JACC: CAD diagnosis by angio varies greatly among hospitals
“Diagnostic invasive coronary angiography is an important tool for identifying those patients with obstructive coronary disease who may benefit from coronary revascularization,” wrote Pamela S. Douglas, MD, of the Duke Clinical Research Institute and Duke University School of Medicine in Durham, N.C., and colleagues. “However, this procedure has associated costs, exposes patients to radiation and has a small but well-described risk for procedural complications.”
AUC has not yet been put in place for coronary angiography diagnostic imaging exams. “A balanced consideration of all the relevant steps inherent in a decision to proceed to elective invasive coronary angiography, as well as the finding of CAD at catheterization, is needed to optimize coronary angiography utilization,” Douglas and colleagues wrote.
For this reason, the decision to perform coronary angiography is selective and may be limited to patients with moderate to high pre-test probability for obstructive CAD. To date, the variability of CAD diagnosis between centers via coronary angiography has not been studied.
To bolster these data, Douglas and colleagues performed a restrospective analysis of 565,504 patients within the National Cardiovascular Data Registry CathPCI Registry between 2005 and 2008 who did not experience a previous MI or revascularization to evaluate the rate of finding obstructive CAD found during coronary angiography. The study took place at 691 hospitals throughout the U.S.
These types of analyses are valuable as several groups have proposed using hospitals’ obstructive CAD findings at coronary angiography as quality metrics.
During the study, Douglas and colleagues found that the rate of CAD found during elective coronary angiography varied from 23 percent to 100 percent among hospitals. These rates were consistent from year to year and when alternative definitions of coronary stenosis were applied.
“These results showed that we have regional geographic and programmatic variability in what tests individuals want done. In order to make the decision to perform a catheterization, some of that may be related to the patients seen or the setting they are seen in or some are related to the tests themselves,” study author Steven R. Bailey, MD, the past-president of the Society of Coronary Angiography Interventions (SCAI) and chief of the division of cardiology at the University of Texas Health Sciences Centers at San Antonio, said in an interview.
While Bailey said they now have an idea of the types of variation that are occurring, the next question becomes, “What is the right frequency for performing these types of tests?

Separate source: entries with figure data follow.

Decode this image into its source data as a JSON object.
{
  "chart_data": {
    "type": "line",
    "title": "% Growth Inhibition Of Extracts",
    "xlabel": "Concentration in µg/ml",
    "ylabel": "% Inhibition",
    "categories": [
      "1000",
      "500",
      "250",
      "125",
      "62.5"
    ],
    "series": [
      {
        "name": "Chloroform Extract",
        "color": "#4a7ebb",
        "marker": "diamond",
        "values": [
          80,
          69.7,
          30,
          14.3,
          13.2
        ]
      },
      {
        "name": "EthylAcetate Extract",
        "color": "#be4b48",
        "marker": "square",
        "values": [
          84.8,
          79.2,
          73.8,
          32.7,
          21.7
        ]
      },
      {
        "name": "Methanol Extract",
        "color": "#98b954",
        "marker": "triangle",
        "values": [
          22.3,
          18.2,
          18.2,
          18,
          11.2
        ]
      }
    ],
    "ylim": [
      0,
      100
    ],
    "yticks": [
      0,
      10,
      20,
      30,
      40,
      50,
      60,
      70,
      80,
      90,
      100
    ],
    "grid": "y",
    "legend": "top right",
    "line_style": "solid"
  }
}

“If we have a 100 percent presence of significant coronary disease in the patients we cath, are we missing patients?” he asked. “The answer is that we probably are."
The results of the study also showed that sites with lower rates of obstructive CAD rates were more likely to perform these exams in younger patients, patients with lower Framingham Risk Scores, blacks, women and outpatients. Patients at low-rate centers were also less likely to have stable angina symptoms (27 percent vs. 42 percent) or positive stress tests prior to coronary angiography (66 percent vs. 71 percent).
Hospitals with smaller volume cath labs also had lower rates of CAD; however, this was not found to be associated with hospital ownership or teaching program status, the authors noted.
Bailey said that the next question that should be asked is: Is evaluating a patient’s clinical history alone sufficient? It must then be taken a step further to decipher whether a patient should undergo an exercise test, a nuclear imaging test or a stress test. “We must determine what the best modality is, or what a better modality is to evaluate patients prior to them coming into the cath lab.”
Bailey said that there must be an understanding as to why patients are referred for a test, not just the result of these tests.
“Although our data cannot indicate what the ideal or 'optimal' CAD rate is for elective coronary angiography, these associations suggest that improved patient selection could increase the rate of finding CAD in these institutions,” the authors wrote.
Bailey said that currently a document is being developed to assess various imaging modalities. Physicians from multiple specialties—surgeons, electrophysiologists, general cardiologists, among others—have been gathered to look at the current clinical practice and attempt to develop a rating scale for how these imaging exams should be performed, on which patients and how often. Additionally, the group will look at outcomes and determine what modality is best, which Bailey said will be very difficult to answer.
Because there are currently no standards for the optimal percentage of positive diagnostic coronary angiography tests, the current study provides background data to potentially develop quality measures, AUC and strategies to decrease the wide variation gap between hospitals.
"Most importantly," according to Bailey, "the absence of CAD was not a negative finding of the study."
He said that this variation may reflect how patients are referred for these types of tests and “subsequently we will need to look at how we can do a better job of performing diagnostic angiography before they get a catheterization and that will be the next important step.”